La marque « Galileo » jetée aux oubliettes ?
Les marques du système satellite de Galileo font l'objet de poursuites judiciaires entamées par une entreprise américaine. La Commission envisage dès lors de renommer les branches commerciales du projet.
Les marques du système satellite de Galileo font l'objet de poursuites judiciaires entamées par une entreprise américaine. La Commission envisage dès lors de renommer les branches commerciales du projet.
Ce problème met en exergue les difficultés de gestion du projet de système global de navigation par satellite (GNSS) qui a permis de lancer les deux premiers satellites depuis la base spatiale européenne située en Guyane française la semaine dernière.
Galileo International Technology, dont la société mère, Travelport, est enregistrée à Atlanta en Géorgie, opère dans le domaine de la réservation de voyages aériens et a déjà porté plainte à deux reprises devant la Cour européenne de justice contre la Commission, mais elle n'a pas remporté les procès.
Plus récemment, l'entreprise a de nouveau perdu un procès contre la branche espagnole de Galileo, Galileo Sistemas y Servicios, à la Cour européenne de justice à Luxembourg.
Des affaires en cours partout en Europe
Il semblerait toutefois que les poursuites contre la marque Galileo se multiplient.
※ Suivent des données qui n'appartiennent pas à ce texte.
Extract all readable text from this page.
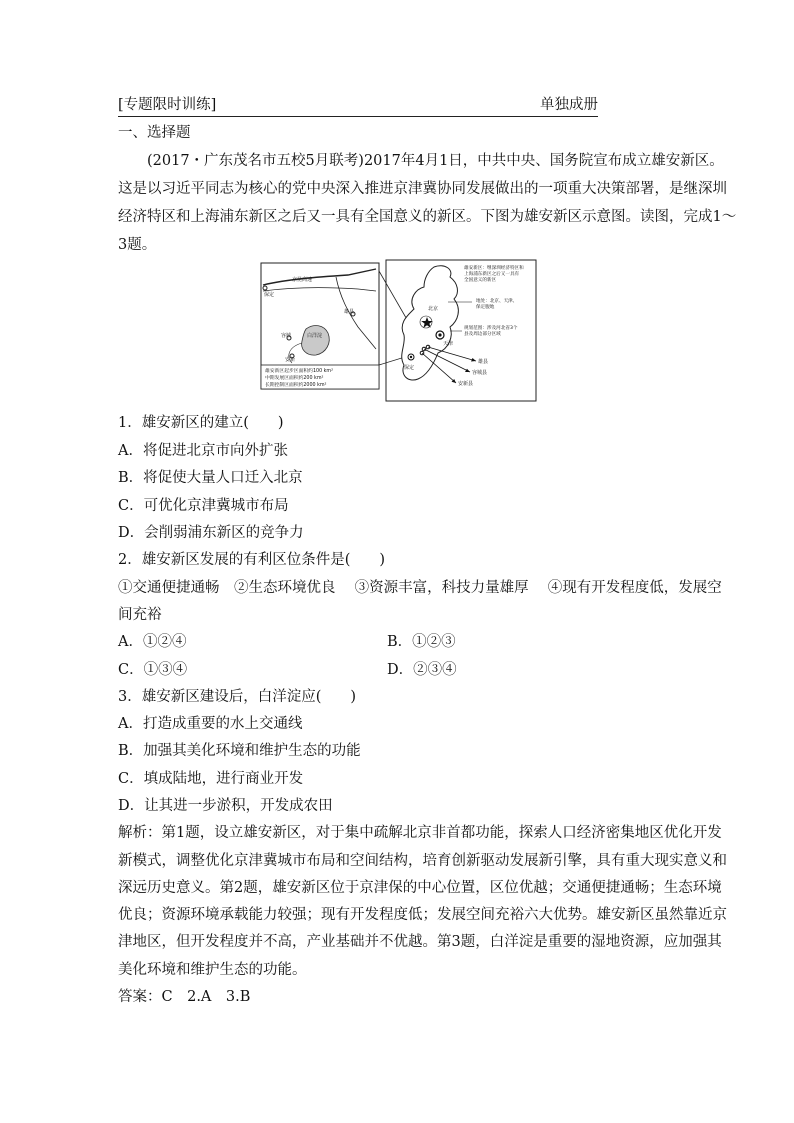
[专题限时训练]	单独成册
一、选择题
　　(2017・广东茂名市五校5月联考)2017年4月1日，中共中央、国务院宣布成立雄安新区。
这是以习近平同志为核心的党中央深入推进京津冀协同发展做出的一项重大决策部署，是继深圳
经济特区和上海浦东新区之后又一具有全国意义的新区。下图为雄安新区示意图。读图，完成1～
3题。
保定
京昆高速
雄县
白洋淀
容城
安新
雄安新区起步区面积约100 km²
中期发展区面积约200 km²
长期控制区面积约2000 km²
北京
天津
保定
雄县
容城县
安新县
雄安新区：继深圳经济特区和
上海浦东新区之后又一具有
全国意义的新区
地处：北京、天津、
保定腹地
规划范围：涉及河北省3个
县及周边部分区域
1．雄安新区的建立(　　)
A．将促进北京市向外扩张
B．将促使大量人口迁入北京
C．可优化京津冀城市布局
D．会削弱浦东新区的竞争力
2．雄安新区发展的有利区位条件是(　　)
①交通便捷通畅　②生态环境优良　 ③资源丰富，科技力量雄厚　 ④现有开发程度低，发展空
间充裕
A．①②④	B．①②③
C．①③④	D．②③④
3．雄安新区建设后，白洋淀应(　　)
A．打造成重要的水上交通线
B．加强其美化环境和维护生态的功能
C．填成陆地，进行商业开发
D．让其进一步淤积，开发成农田
解析：第1题，设立雄安新区，对于集中疏解北京非首都功能，探索人口经济密集地区优化开发
新模式，调整优化京津冀城市布局和空间结构，培育创新驱动发展新引擎，具有重大现实意义和
深远历史意义。第2题，雄安新区位于京津保的中心位置，区位优越；交通便捷通畅；生态环境
优良；资源环境承载能力较强；现有开发程度低；发展空间充裕六大优势。雄安新区虽然靠近京
津地区，但开发程度并不高，产业基础并不优越。第3题，白洋淀是重要的湿地资源，应加强其
美化环境和维护生态的功能。
答案：C　2.A　3.B
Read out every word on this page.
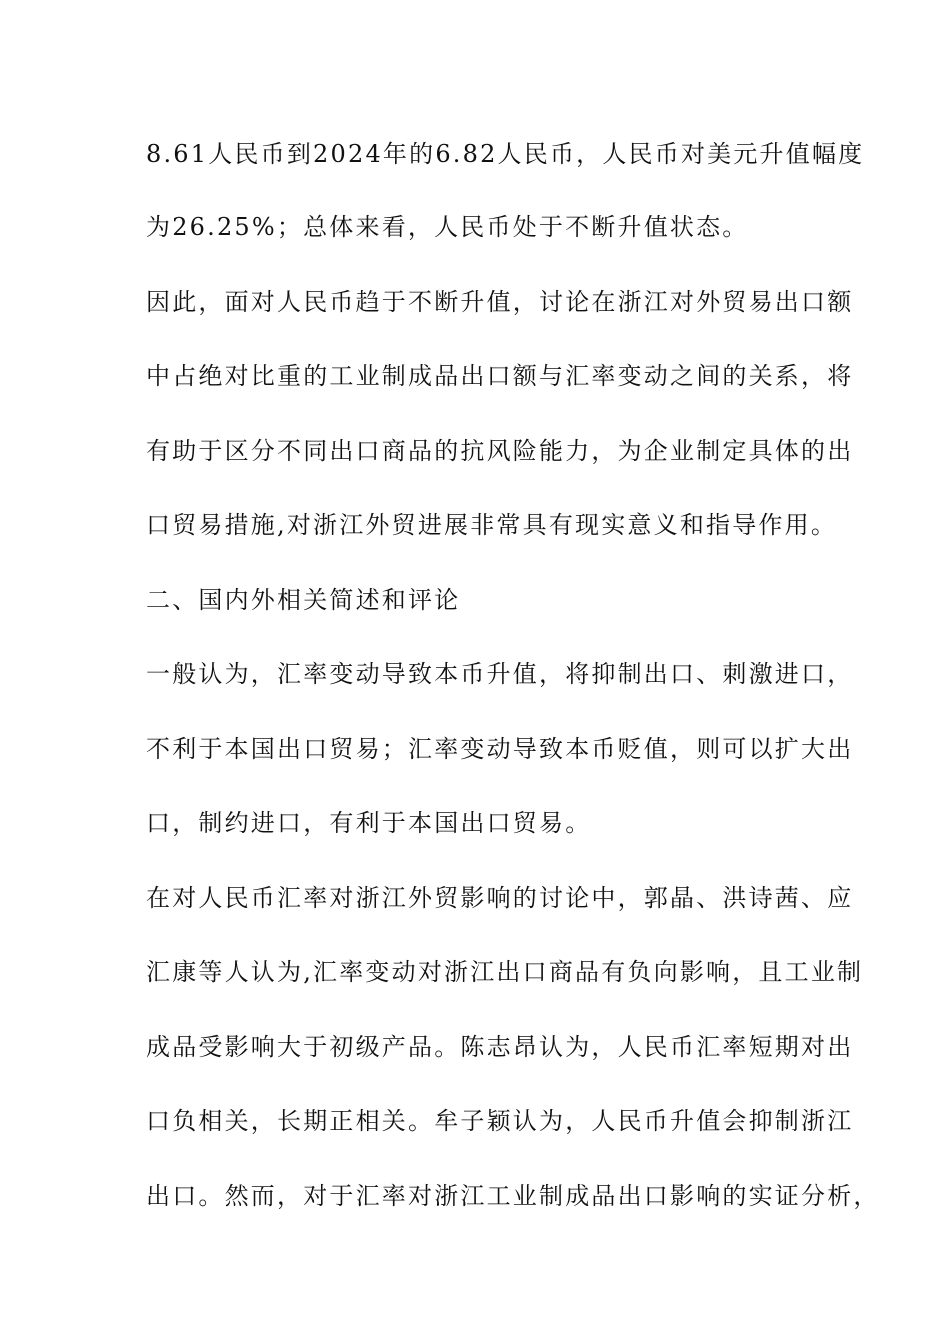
8.61人民币到2024年的6.82人民币，人民币对美元升值幅度
为26.25%；总体来看，人民币处于不断升值状态。
因此，面对人民币趋于不断升值，讨论在浙江对外贸易出口额
中占绝对比重的工业制成品出口额与汇率变动之间的关系，将
有助于区分不同出口商品的抗风险能力，为企业制定具体的出
口贸易措施,对浙江外贸进展非常具有现实意义和指导作用。
二、国内外相关简述和评论
一般认为，汇率变动导致本币升值，将抑制出口、刺激进口，
不利于本国出口贸易；汇率变动导致本币贬值，则可以扩大出
口，制约进口，有利于本国出口贸易。
在对人民币汇率对浙江外贸影响的讨论中，郭晶、洪诗茜、应
汇康等人认为,汇率变动对浙江出口商品有负向影响，且工业制
成品受影响大于初级产品。陈志昂认为，人民币汇率短期对出
口负相关，长期正相关。牟子颖认为，人民币升值会抑制浙江
出口。然而，对于汇率对浙江工业制成品出口影响的实证分析，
Une source au fait du dossier a déclaré à EURACTIV au sujet de l'affaire espagnole : « Ce n'est qu'une question liée à l'enregistrement d'une marque, il ne s'agit pas du tout de l'utilisation ou des variations de cette marque ».
Cette source a affirmé que des poursuites étaient toujours en cours contre des entreprises affiliées au projet Galileo : « Partout en Europe, différentes parties s'élèvent contre la marque Galileo ».
La Commission n'a pas donné raison aux plaignants, dans la mesure où l'entreprise concurrente travaille surtout dans le domaine des programmes informatiques liés au transport aérien, et non dans la construction de systèmes de navigation satellite.
Il semblerait que la Commission ait été conseillée par des personnes au fait du projet qui lui aurait proposé trois options : abandonner le nom Galileo et renommer l'ensemble du programme; créer de nouvelles marques pour les applications commerciales de Galileo; négocier ou continuer à se battre contre Galileo International.
L'UE veut conserver le nom de cet Européen célèbre
Un porte-parole de la Commission a expliqué que l'UE préfèrerait clairement conserver le nom Galileo pour toutes les activités du projet, mais il a reconnu que trouver de nouveaux noms pour les cinq services commerciaux du programme était une option envisagée.
« La Commission ne souhaite pas renoncer au nom d'un des plus célèbres citoyens européens sur l'ordre d'une entreprise américaine », a affirmé une source de l'UE.
Si la Commission décide de modifier les marques sous lesquelles Galileo sera commercialisé, elle devra le faire bien avant que ces applications n'arrivent sur le marché en 2014.
Toutefois, des sources proches du dossier ont déclaré que la question devrait être résolue aussi rapidement que possible afin de créer un actif incorporel pour tous les nouveaux noms, en cas de besoin.
Une autre source proche du projet Galileo a expliqué que ce problème soulignait l'importance croissante des questions de propriété intellectuelle (marques et licences) au fur et à mesure de l'avancement du projet. Cette source a affirmé que la gestion du projet n'avait pas mis l'accent sur l'aspect commercial sous la direction des DG Transport et Energie de la Commission, mais que la situation s'était nettement améliorée depuis son transfert à la DG Entreprise l'an dernier.
« Il est aujourd'hui géré sous un angle beaucoup plus industriel », a ajouté cette source.
Le projet Galileo devait initialement être opérationnel à partir de 2008 et coûter 3,4 milliards d'euros. Comme pour la plupart des projets, le calendrier et les coûts n'ont pas été respectés : le projet a en effet été reporté à 2014 et devrait coûter 7 milliards d'euros.